Die Studie der Kieler Forschenden bietet damit eine Grundlage, um anhand des neuartigen Modellsystems der endophytischen Beziehung von N. crassa und B. distachyon die Bandbreite von Pilz-Pflanzen-Interaktionen und ihre Abhängigkeit von wechselnden Umweltbedingungen zu studieren. "Solche Interaktionen spielen eine wichtige Rolle für die Pflanzengesundheit. Bislang ist aber noch nicht ausreichend geklärt, wie sich im Zuge geänderter Umweltbedingungen endophytische Beziehungen zwischen Pilzen und Pflanzen von nützlich zu schädlich ändern können.

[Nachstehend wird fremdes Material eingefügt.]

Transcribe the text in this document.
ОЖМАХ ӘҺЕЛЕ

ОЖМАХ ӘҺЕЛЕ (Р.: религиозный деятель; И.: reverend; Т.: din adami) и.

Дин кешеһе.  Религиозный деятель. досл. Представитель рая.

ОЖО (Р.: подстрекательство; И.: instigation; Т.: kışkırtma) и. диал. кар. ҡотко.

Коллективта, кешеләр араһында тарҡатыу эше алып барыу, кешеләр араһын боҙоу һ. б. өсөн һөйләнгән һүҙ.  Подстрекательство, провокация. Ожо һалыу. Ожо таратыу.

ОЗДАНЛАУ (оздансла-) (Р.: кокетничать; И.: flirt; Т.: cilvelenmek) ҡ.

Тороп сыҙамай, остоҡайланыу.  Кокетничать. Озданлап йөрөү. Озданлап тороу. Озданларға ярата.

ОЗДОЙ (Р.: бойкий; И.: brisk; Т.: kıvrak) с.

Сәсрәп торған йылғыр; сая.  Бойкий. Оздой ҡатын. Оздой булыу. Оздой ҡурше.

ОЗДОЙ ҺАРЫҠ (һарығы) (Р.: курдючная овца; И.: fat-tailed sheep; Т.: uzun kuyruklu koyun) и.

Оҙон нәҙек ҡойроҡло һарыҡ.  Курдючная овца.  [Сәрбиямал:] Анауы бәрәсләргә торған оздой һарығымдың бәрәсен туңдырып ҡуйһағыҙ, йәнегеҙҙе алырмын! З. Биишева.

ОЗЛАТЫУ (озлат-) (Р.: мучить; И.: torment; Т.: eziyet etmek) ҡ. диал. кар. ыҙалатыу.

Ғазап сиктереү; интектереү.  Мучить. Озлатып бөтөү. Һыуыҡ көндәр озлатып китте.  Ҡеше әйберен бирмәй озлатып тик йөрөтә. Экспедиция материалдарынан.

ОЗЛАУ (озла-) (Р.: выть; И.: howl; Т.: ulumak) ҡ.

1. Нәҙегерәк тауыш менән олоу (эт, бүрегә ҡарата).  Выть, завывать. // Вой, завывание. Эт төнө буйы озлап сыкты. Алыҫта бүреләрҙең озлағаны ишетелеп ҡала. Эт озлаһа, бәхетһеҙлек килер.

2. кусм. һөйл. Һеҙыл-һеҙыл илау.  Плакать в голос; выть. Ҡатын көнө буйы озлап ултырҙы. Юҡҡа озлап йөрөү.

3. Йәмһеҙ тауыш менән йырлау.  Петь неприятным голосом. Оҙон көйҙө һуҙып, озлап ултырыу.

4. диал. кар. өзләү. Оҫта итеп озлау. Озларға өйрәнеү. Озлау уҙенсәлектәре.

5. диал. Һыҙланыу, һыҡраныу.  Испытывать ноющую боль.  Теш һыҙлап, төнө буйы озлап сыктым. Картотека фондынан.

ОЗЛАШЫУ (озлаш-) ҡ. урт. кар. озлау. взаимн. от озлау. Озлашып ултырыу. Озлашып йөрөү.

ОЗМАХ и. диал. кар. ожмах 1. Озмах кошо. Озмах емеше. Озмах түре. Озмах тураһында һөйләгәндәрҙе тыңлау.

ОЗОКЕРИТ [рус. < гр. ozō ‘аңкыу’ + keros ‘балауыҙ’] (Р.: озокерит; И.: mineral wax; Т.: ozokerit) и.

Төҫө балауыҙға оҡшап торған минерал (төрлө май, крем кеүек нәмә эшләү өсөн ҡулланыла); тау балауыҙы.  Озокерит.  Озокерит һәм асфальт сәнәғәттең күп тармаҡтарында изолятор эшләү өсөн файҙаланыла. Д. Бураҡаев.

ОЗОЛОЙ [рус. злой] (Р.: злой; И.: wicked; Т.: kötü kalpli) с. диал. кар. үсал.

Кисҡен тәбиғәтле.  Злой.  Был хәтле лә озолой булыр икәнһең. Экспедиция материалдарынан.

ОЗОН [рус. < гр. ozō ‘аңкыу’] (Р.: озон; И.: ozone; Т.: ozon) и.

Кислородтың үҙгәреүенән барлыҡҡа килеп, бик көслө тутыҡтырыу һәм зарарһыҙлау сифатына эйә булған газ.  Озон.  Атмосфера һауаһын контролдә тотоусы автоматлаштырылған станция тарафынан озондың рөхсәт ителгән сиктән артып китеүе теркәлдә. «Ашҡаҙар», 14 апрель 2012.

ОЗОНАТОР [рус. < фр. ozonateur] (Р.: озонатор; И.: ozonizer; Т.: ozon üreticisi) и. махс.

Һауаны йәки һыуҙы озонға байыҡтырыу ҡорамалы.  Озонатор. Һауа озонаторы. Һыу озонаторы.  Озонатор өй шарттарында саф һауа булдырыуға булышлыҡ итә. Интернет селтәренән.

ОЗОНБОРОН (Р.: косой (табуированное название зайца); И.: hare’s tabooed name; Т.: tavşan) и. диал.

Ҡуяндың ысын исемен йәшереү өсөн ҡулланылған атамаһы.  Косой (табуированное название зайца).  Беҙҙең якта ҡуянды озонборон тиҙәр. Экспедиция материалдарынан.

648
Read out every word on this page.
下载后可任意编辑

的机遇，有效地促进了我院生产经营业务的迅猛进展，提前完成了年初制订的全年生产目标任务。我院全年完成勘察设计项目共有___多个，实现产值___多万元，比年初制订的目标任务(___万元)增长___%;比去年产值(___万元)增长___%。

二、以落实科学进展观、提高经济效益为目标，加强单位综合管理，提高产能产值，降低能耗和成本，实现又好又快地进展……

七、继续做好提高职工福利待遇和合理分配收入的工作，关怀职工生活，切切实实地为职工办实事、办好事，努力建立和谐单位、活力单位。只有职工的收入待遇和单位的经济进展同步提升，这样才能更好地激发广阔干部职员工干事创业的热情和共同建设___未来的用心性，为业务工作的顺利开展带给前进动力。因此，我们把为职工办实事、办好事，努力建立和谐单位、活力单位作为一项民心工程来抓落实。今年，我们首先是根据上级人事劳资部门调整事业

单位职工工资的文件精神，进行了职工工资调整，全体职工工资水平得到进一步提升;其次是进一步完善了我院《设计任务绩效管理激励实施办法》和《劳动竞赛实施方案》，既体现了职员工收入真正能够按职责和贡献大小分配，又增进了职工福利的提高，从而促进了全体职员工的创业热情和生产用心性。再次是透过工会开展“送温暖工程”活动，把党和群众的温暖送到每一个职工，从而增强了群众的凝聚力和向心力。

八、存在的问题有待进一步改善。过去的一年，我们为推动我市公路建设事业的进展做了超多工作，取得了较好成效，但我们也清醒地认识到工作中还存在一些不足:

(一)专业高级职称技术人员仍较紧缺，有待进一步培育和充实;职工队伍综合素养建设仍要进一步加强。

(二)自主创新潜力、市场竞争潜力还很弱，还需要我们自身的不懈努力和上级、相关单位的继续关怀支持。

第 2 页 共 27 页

Daher wollen wir anhand dieses Beispiels künftig verstehen, welche Faktoren eine solche Interaktion auf molekularer Ebene stabilisieren oder destabilisieren. Diese Erkenntnisse könnten man zum Beispiel künftig in der Pflanzenzucht nutzen, um den Auswirkungen geänderter Wachstumsbedingungen im Zuge des Klimawandels gezielt entgegenzuwirken", blickt Kempken voraus.